Spinoff's Platform Helps Tackle Large Machine Learning Problems
By Byron Spice
Computer scientists at Carnegie Mellon University have spent years inventing and perfecting a platform that uses workstations, distributed computers, mobile devices or embedded devices to solve large machine learning problems efficiently and effectively. Now they've spun off a company, Petuum Inc., to make those capabilities available commercially.
Eric Xing, professor of computer science, founder and CEO of the company, said the company has obtained $15 million in venture capital funding and expects to have the first products in the market early this year.
Machine learning (ML) and artificial intelligence (AI) technologies are key to innovations such as self-driving cars, speech recognition, computer vision, natural language processing and analysis of electronic medical records, and many other enterprise big data analysis applications.
"In 10 to 20 years, AI and ML will be the dominant workload of any computing device," Xing said. "We need to optimize how AI/ML programs are designed, programmed and run on such devices, especially as these programs grow in size and sophistication. In many areas, such as self-driving cars, current limits on most AI/ML solutions — often hand-crafted black boxes — have become a bottleneck."
"Petuum promises to be a transformative platform, enabling AI/ML programs to be built easily and to be mounted and run on different hardware platforms, using standardized methods that are transparent and repeatable. The technology in the Petuum platform allows the programs to run correctly, quickly, at scale and using minimal computing resources," Xing said.
"Our platform will make disparate computing devices, from data centers to mobile and embedded platforms, look and function like a single computer," he said.

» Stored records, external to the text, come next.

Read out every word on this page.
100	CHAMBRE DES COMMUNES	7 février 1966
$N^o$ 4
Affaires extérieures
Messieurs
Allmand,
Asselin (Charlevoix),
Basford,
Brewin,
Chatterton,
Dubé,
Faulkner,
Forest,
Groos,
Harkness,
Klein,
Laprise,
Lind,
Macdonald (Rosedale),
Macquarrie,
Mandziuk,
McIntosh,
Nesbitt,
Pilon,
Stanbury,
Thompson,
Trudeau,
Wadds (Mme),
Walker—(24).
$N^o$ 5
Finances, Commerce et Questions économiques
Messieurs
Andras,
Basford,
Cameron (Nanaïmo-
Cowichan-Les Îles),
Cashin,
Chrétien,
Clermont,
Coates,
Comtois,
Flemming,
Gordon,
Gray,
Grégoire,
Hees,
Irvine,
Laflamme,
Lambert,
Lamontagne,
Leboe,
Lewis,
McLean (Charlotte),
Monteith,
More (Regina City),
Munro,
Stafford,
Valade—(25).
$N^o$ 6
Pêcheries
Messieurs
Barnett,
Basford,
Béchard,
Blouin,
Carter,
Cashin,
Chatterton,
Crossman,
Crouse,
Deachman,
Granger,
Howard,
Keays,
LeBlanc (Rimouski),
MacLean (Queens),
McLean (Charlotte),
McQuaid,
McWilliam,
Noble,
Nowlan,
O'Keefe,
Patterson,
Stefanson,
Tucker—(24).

Xing noted the massive data sets required for many large AI/ML problems already exist across these devices and Petuum will allow the AI/ML programs to operate seamlessly together. Petuum seeks to enhance and expand the use of artificial intelligence and machine learning at the much larger scales possible with distributed computing. Communication between computing devices can be tricky for AI/ML, Xing acknowledged, but he and his Sailing Lab team with collaborators have developed parameter servers, managed communication and load-balancing methods over the last several years that automatically keep the devices running in synchrony.
Though other groups have solved machine learning problems using distributed devices, Xing and his team have shown their approach provides an optimal, efficient solution for all types of ML problems, not just certain subsets such as deep learning. The platform thus can support a wide range of applications, such as natural language processing, image and video understanding, and anomaly detection in transaction data.
"We reached a point where we couldn't go further without capital investment," Xing said, prompting the launch of the company.
He expects to hire 30 to 50 people in the next six months and, because of the need for highly trained computer scientists and engineers, intends to keep the company in proximity to Carnegie Mellon.
"Our goal is to build in Pittsburgh, recognizing the strengths of the city and of CMU in helping us obtain the top talent we need," he said.
Until recently, Xing was director of the Center for Machine Learning and Health at CMU, which is part of the Pittsburgh Health Data Alliance, a collaboration between Carnegie Mellon, the University of Pittsburgh and UPMC.
Though the launch of Petuum led him to step down from that post, one of the first products Petuum plans to reveal is a method for assessing disease risk and predicting readmission rates for patients by analyzing electronic medical records and searching for patients with similar conditions. The product could provide new solutions for precision medicine and decision-making problems in the health care industry.